Simpson pledged to draw the party closer together, to bring in more youth, to reinvigorate party fundraising and to include everyone who wants to be involved.

"We can agree on 80 percent of the stuff 100 percent of the time, but don't let the other 20 percent be so divisive that we can't even be in the same room with each other," Simpson said to the gathered precinct committeemen and women who make up the party's central committee. "This is a great group of people. This is a wonderful representation of Park County and let's keep it unified as much as we can and move forward and acknowledge that we're all kind of moving the same direction — as much as 90 people can move in the same direction."

Dissatisfied with the leadership of the past two years, Simpson had chaired a political action committee called "Republicans for Unity" that helped elect some new people to the central committee last year and the "Unity" leaders put forward a slate of candidates for Saturday's election.

Saturday vote totals: Chairman: Colin Simpson 50, Camara Clifton 32; Vice Chairman: David Northrup 52, Martin Kimmet 30; State Committeeman: Richard George 43, Terry Hinkle 39; State Committeewoman: Echo Renner 53, Jo Walker 29; Treasurer: Joyce Boyer 54, Kathy Jacobsen 28Despite opposition from outgoing chairman Larry French leading up to the meeting (he'd said the "Unity" group was trying to "ruin" the party), four of the "Unity" group's five nominees were elected to the Park County Republican Party's leadership.

In addition to Simpson, state Rep. David Northrup, R-Powell, was elected vice chairman, Echo Renner of Meeteetse was re-elected as state committeewoman and Joyce Boyer of Cody was voted in as treasurer. Each got 50 or more votes (upwards of 60 percent) of the 82 cast.
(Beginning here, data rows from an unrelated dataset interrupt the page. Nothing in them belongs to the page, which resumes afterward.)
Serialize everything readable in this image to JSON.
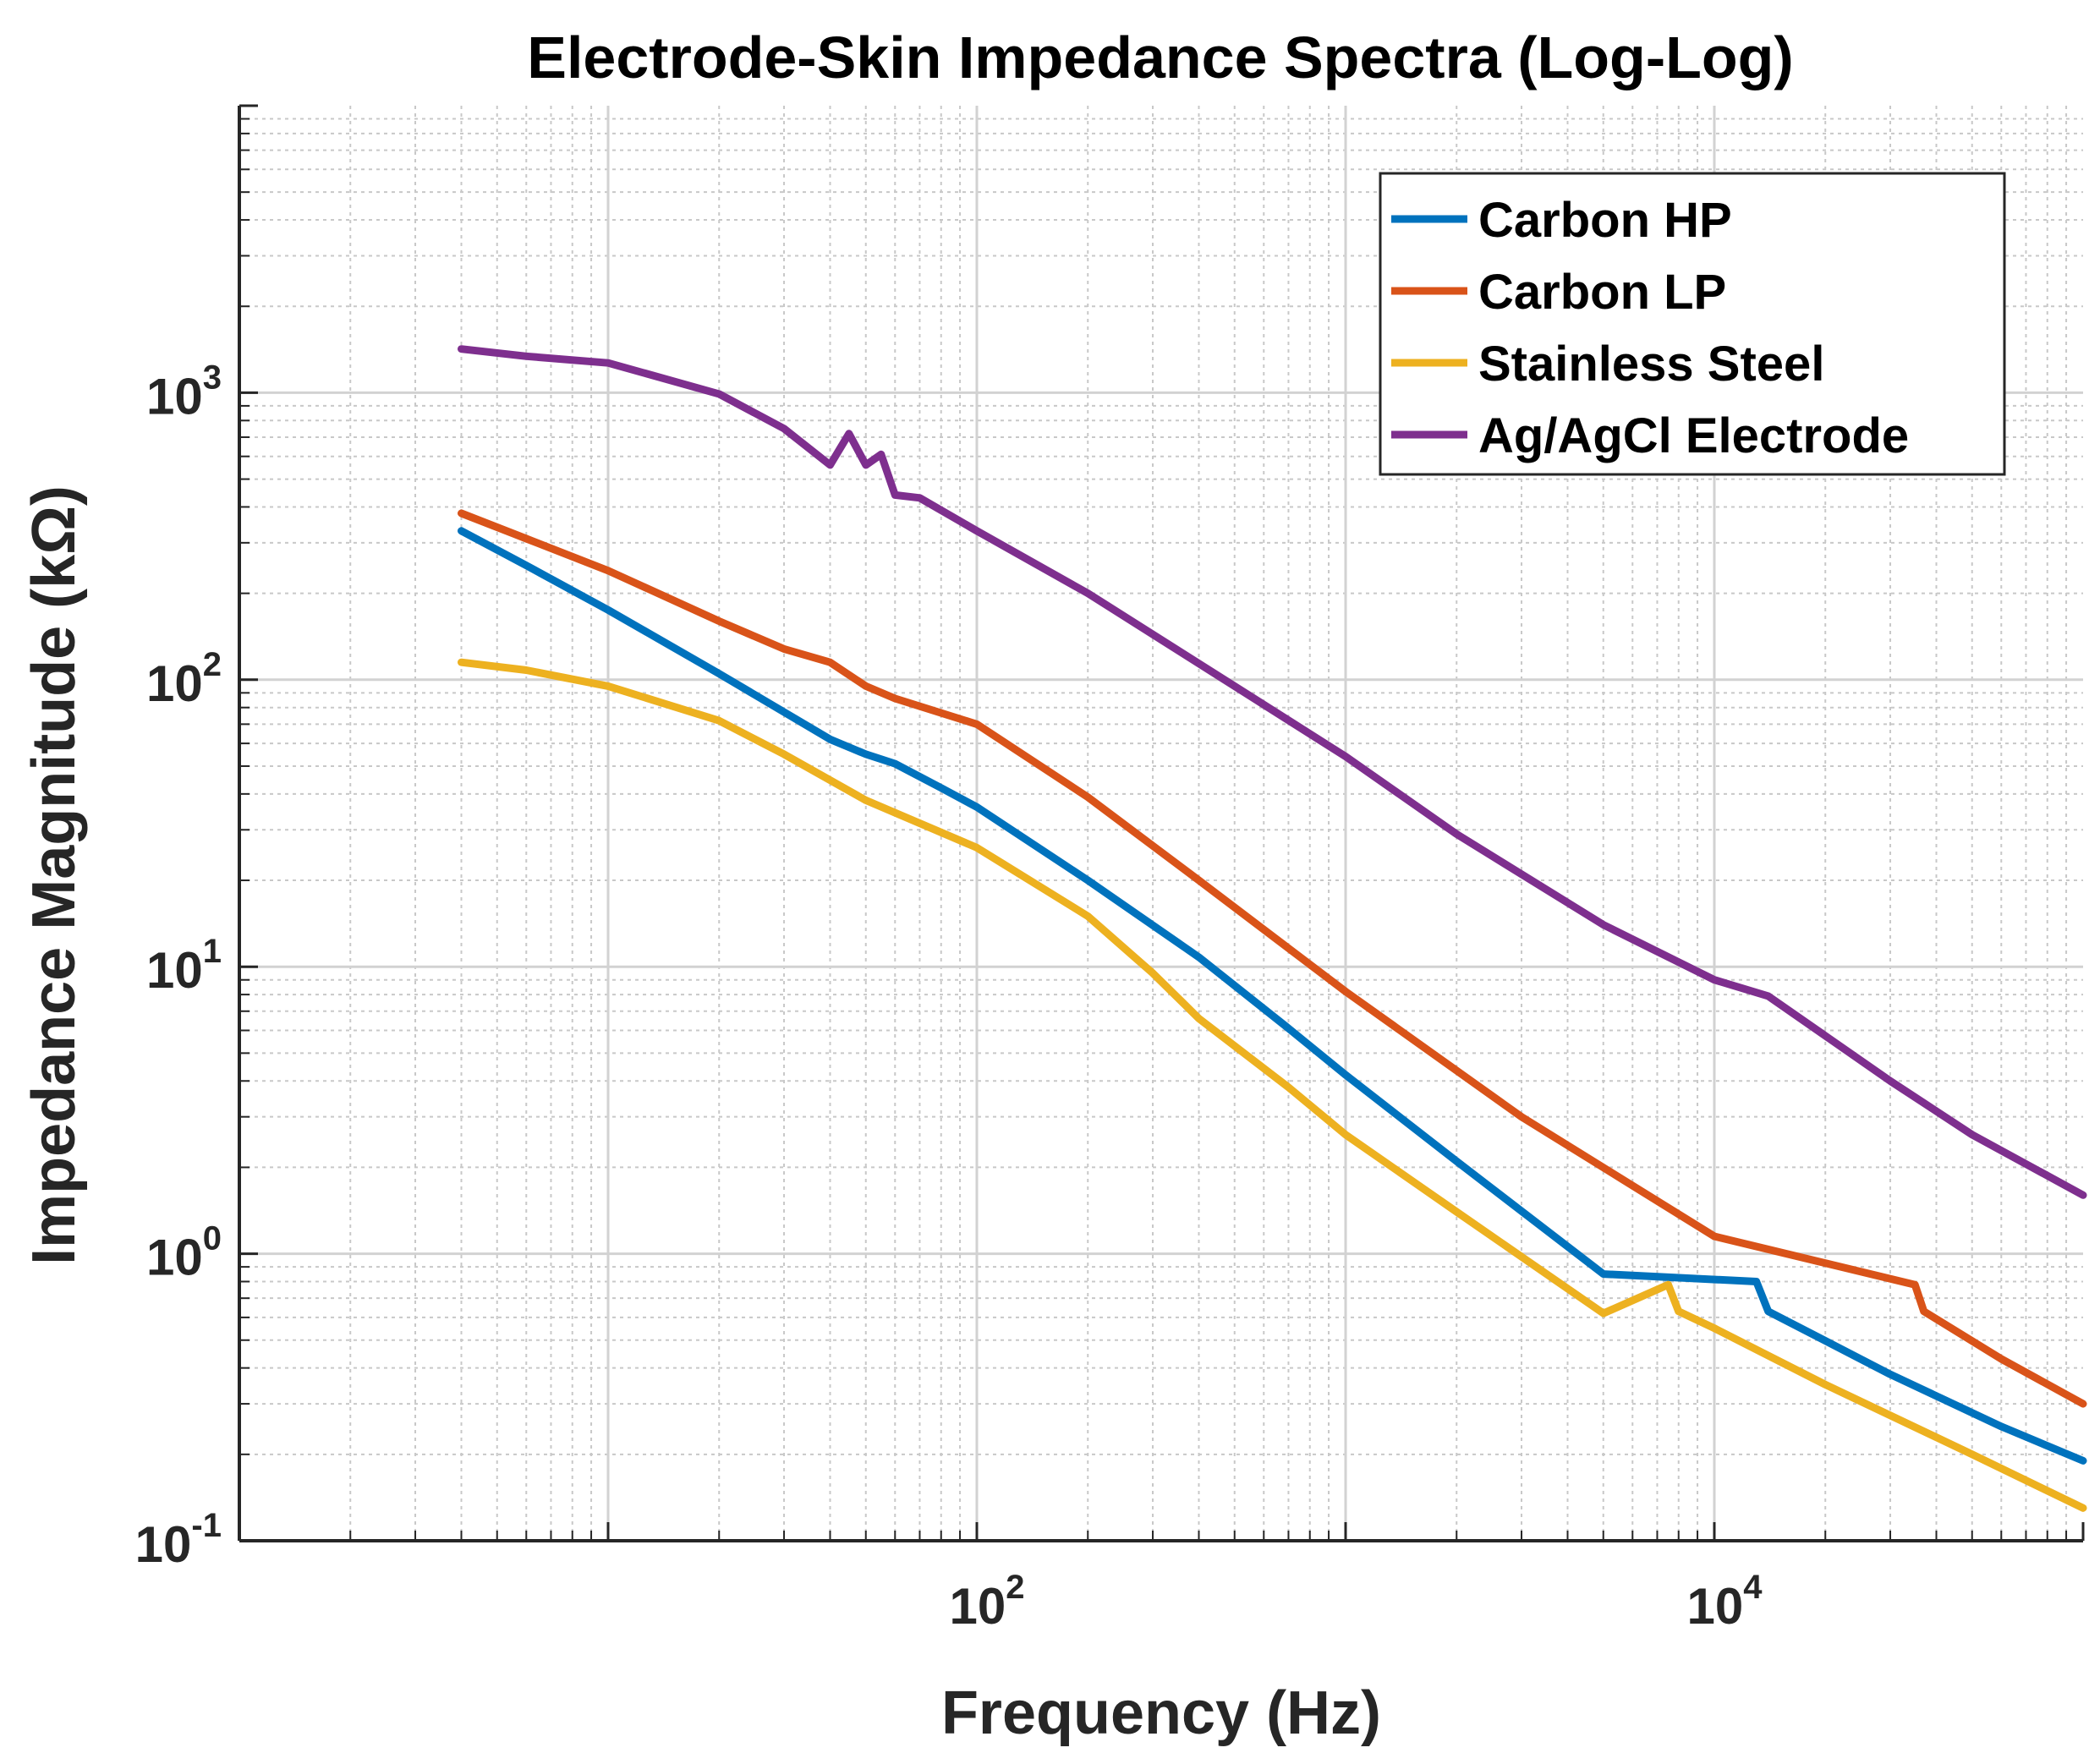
{
  "chart_data": {
    "type": "line",
    "title": "Electrode-Skin Impedance Spectra (Log-Log)",
    "xlabel": "Frequency (Hz)",
    "ylabel": "Impedance Magnitude (kΩ)",
    "xscale": "log",
    "yscale": "log",
    "xlim": [
      1,
      100000
    ],
    "ylim": [
      0.1,
      10000
    ],
    "grid": true,
    "minor_grid": true,
    "legend_position": "top-right",
    "x_ticks": [
      {
        "value": 100,
        "base": "10",
        "exp": "2"
      },
      {
        "value": 10000,
        "base": "10",
        "exp": "4"
      }
    ],
    "y_ticks": [
      {
        "value": 0.1,
        "base": "10",
        "exp": "-1"
      },
      {
        "value": 1,
        "base": "10",
        "exp": "0"
      },
      {
        "value": 10,
        "base": "10",
        "exp": "1"
      },
      {
        "value": 100,
        "base": "10",
        "exp": "2"
      },
      {
        "value": 1000,
        "base": "10",
        "exp": "3"
      }
    ],
    "series": [
      {
        "name": "Carbon HP",
        "color": "#0072BD",
        "x": [
          4,
          6,
          10,
          20,
          40,
          50,
          60,
          80,
          100,
          200,
          400,
          700,
          1000,
          2000,
          5000,
          13000,
          14000,
          30000,
          60000,
          100000
        ],
        "y": [
          330,
          250,
          175,
          105,
          62,
          55,
          51,
          42,
          36,
          20,
          10.8,
          6.1,
          4.2,
          2.1,
          0.85,
          0.8,
          0.63,
          0.38,
          0.25,
          0.19
        ]
      },
      {
        "name": "Carbon LP",
        "color": "#D95319",
        "x": [
          4,
          6,
          10,
          20,
          30,
          40,
          50,
          60,
          100,
          200,
          400,
          1000,
          3000,
          10000,
          35000,
          37000,
          60000,
          100000
        ],
        "y": [
          380,
          310,
          240,
          160,
          128,
          115,
          95,
          86,
          70,
          39,
          20,
          8.2,
          3.0,
          1.15,
          0.78,
          0.63,
          0.43,
          0.3
        ]
      },
      {
        "name": "Stainless Steel",
        "color": "#EDB120",
        "x": [
          4,
          6,
          10,
          20,
          30,
          50,
          100,
          200,
          300,
          400,
          700,
          1000,
          2000,
          5000,
          7500,
          8000,
          10000,
          20000,
          50000,
          100000
        ],
        "y": [
          115,
          108,
          95,
          72,
          55,
          38,
          26,
          15,
          9.5,
          6.6,
          3.8,
          2.6,
          1.4,
          0.62,
          0.78,
          0.63,
          0.55,
          0.35,
          0.2,
          0.13
        ]
      },
      {
        "name": "Ag/AgCl Electrode",
        "color": "#7E2F8E",
        "x": [
          4,
          6,
          10,
          20,
          30,
          40,
          45,
          50,
          55,
          60,
          70,
          100,
          200,
          500,
          1000,
          2000,
          5000,
          10000,
          14000,
          30000,
          50000,
          100000
        ],
        "y": [
          1420,
          1340,
          1270,
          990,
          750,
          560,
          720,
          560,
          610,
          440,
          430,
          330,
          200,
          95,
          54,
          29,
          14,
          9.0,
          7.9,
          4.0,
          2.6,
          1.6
        ]
      }
    ]
  }
}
Meanwhile, political newcomer Richard George of Cody defeated "Unity" group leader Terry Hinkle of Cody by a 43-39 margin to become state committeeman.

State committeeman Richard George
In his pitch to the party faithful, George highlighted his youth (at 31, he'll be one of the youngest leaders in some time) and said he simply wants to serve. He said he had no "alliances," having never been to a tea party rally and having skipped a meeting "Unity" group leaders called earlier this month.
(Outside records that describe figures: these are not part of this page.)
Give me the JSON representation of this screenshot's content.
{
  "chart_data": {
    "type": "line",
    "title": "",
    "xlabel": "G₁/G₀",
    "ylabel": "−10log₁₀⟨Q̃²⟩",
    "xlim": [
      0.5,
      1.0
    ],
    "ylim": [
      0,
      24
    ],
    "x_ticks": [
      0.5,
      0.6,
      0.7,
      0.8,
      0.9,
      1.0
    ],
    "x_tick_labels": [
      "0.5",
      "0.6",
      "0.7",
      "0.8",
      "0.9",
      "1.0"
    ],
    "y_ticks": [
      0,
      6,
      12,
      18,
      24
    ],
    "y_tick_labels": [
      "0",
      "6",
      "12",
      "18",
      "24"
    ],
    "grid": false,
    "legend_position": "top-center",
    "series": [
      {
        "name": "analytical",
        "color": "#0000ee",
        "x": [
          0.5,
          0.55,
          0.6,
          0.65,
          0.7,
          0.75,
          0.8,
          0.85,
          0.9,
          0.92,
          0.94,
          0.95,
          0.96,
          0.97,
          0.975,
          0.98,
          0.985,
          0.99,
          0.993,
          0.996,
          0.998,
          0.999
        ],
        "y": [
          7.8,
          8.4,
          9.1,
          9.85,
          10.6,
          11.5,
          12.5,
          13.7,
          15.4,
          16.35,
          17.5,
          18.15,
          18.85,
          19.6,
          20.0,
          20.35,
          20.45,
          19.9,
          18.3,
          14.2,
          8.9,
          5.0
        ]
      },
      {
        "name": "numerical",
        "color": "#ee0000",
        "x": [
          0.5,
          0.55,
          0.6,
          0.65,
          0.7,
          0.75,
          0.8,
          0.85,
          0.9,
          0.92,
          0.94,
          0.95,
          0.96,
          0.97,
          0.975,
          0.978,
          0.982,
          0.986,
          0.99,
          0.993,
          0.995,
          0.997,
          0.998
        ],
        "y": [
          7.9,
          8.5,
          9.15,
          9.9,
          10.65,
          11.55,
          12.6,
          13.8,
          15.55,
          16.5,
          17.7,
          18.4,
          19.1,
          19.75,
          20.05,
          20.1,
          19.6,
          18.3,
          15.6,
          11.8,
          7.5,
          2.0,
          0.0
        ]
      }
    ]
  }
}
"I think it's too bad, because here we are, in a state that's considered conservative, and yet we're divided, in a county that is considered conservative," George said, saying Wyoming should be the standard and pinnacle of conservatism in the nation but is not.

"This party in Park County needs to be united," George said.
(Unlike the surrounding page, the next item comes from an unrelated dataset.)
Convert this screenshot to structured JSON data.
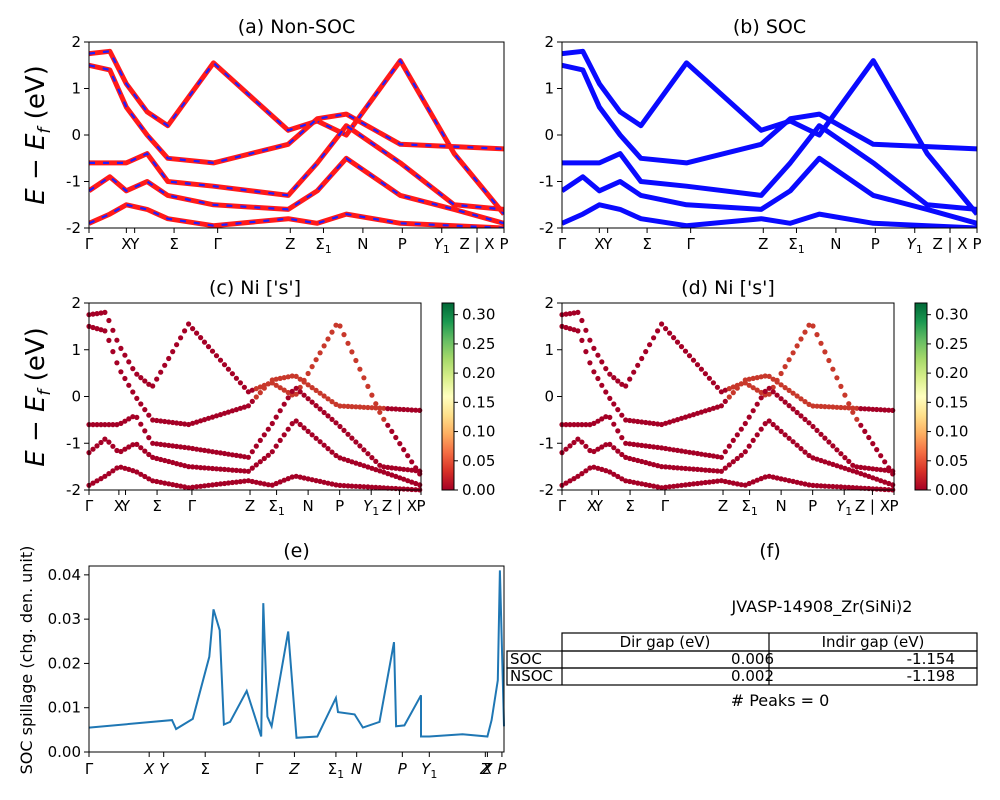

Outside of Renner, who clashed with the party's previous leaders at various times over the past two years, none of the incumbents ran for re-election.

French called his time as chairman both wonderful and "a pain in the butt."

"My hope and my prayer and my plea to you is let's stop this crap that's going on. Let's stop it; bite it in the bud, quit it," French said, adding, "Please agree to disagree politely. Discussion is wonderful, and we need to do that, (but) the part that really is offensive and should be — even to Democrats — is when we lapse into personal attacks."

Much of the division followed an effort led by outgoing state committeeman Bob Berry and others to censure state Sen. Hank Coe, R-Cody, last year for various actions they disagreed with. That included an attempt to strip the superintendent of public instruction of most of her powers.

Coe responded by pledging to "take back" the party from what he called right-wing extremists, which, in turn, prompted French and the party leadership to respond.

Party fundraising became collateral damage in the conflict.


"My hope and my prayer and my plea to you is let's stop this crap that's going on," French said.

While everyone called for unity on Saturday, clear disagreements remained about what the county GOP should do to keep elected officials accountable and whether the party will be best served by staying away from social issues or by sticking to its principles.

Simpson indicated he has some changes planned, including making party meetings every other month instead of monthly and making them less formal.